JU INSIGHT: The Effect of Different Types of Prostate Biopsy Techniques on Post-Biopsy Infectious Complications
By: Sofie C. M. Tops, MSc; Justin G. A. Grootenhuis, MSc; Anouk M. Derksen, MSc; Federica Giardina, PhD; Eva Kolwijck, MD, PhD; Heiman F. L. Wertheim, MD, PhD; Diederik M. Somford, MD, PhD; J. P. Michiel Sedelaar, MD, PhD | Posted on: 01 Jul 2022
Tops SCM, Grootenhuis JGA, Derksen AM et al: The effect of different types of prostate biopsy techniques on post-biopsy infectious complications. J Urol 2022; 208: 109.
Study Need and Importance
Infection rates after transrectal prostate biopsy (PB) are rising due to growing numbers of fluoroquinolone-resistant rectal flora. Alternatives must be sought as these infections can be severe and lead to sepsis. We compared infectious complication rates between different PB techniques with various number of biopsy cores.
Table. Main findings
Guided PB±Targeted Biopsies ≥10 Biopsy Cores
|Transrectal Targeted MRI-TRUS Fusion or TRUSPB ≤4 Biopsy Cores||Transrectal Targeted In-Bore MRI-Guided PB ≤4 Biopsy Cores||Transperineal MRI-TRUS Fusion Guided PB ≥10 Biopsy Cores|
|% Infectious complications within 7 days post-biopsy (No.), adjusted OR (95% CI)||4.0 (104)||1.0 (4), 0.41 (0.12–1.12)||2.1 (19), 0.68 (0.37–1.20)||1.3 (4), 0.29 (0.09–0.73)|
|% Infectious complications within 30 days post-biopsy (No.), adjusted OR (95% CI)||4.8 (125)||1.3 (5), 0.42 (0.14–1.04)||2.3 (21), 0.58 (0.33-0.99)||2.6 (8), 0.46 (0.19–0.96)|
|% Hospitalization within 7 days post-biopsy (No.)||2.8 (73)||0.3 (1)||1.2 (11)||0.0 (0)|
|% Bacteremia within 7 days post-biopsy (No.)||1.0 (25)||0.3 (3)||0.0 (0)||0.0 (0)|
TRUS, transrectal ultrasound.
What We Found
In total, 4,233 PBs in 3,707 patients were included. After transrectal ultrasound-guided PB (TRUSPB; 12±1.4 biopsy cores), 4.0% (2,607) of all patients had infectious complications within 7 days post-biopsy. Transperineal magnetic resonance imaging (MRI)-ultrasound fusion guided PB (16±3.7 biopsy cores) was associated with significantly lower infection rates than TRUSPB (adjusted OR: 0.29 [0.09–0.73] 95% CI). Transrectal targeted MRI-ultrasound fusion guided PB (3.1±0.8 biopsy cores) and transrectal targeted in-bore MRI guided PB (2.8±0.8 biopsy cores) also showed fewer infectious complications than TRUSPB (adjusted OR: 0.41 [0.12–1.12] 95% CI and 0.68 [0.37–1.20] 95% CI, respectively). Similar results were found for infectious complications within 30 days post-biopsy, hospitalization and bacteremia (see Table). Prophylaxis-resistant bacteria were found in 62% and 78% of the bacteria isolated from urine cultures of patients within 7 and 30 days post-biopsy, respectively.

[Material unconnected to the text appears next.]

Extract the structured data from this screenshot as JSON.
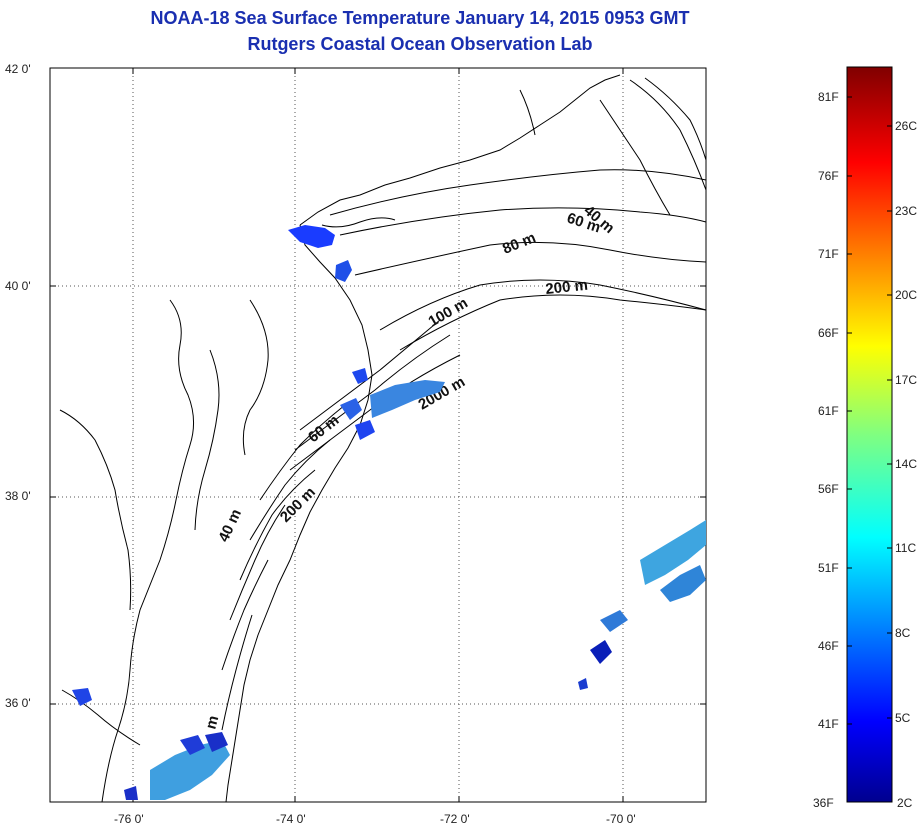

Differences in the risk of infectious complications when taking different numbers of biopsy cores in transperineal PB were not assessed. Due to the retrospective nature of our study, some post-biopsy infections might have been missed. However, we do not expect this to differ between the cohorts.
Interpretation for Patient Care
Post-biopsy infections can be reduced using a transperineal approach. Reducing the number of biopsy cores by using a transrectal targeted PB only approach could be a reasonable alternative. Diagnostic accuracy should be decisive here. In view of the high percentage of prophylaxis-resistant bacteria isolated from post-biopsy urine cultures, culture-based prophylaxis could potentially also contribute to the reduction of infectious complications.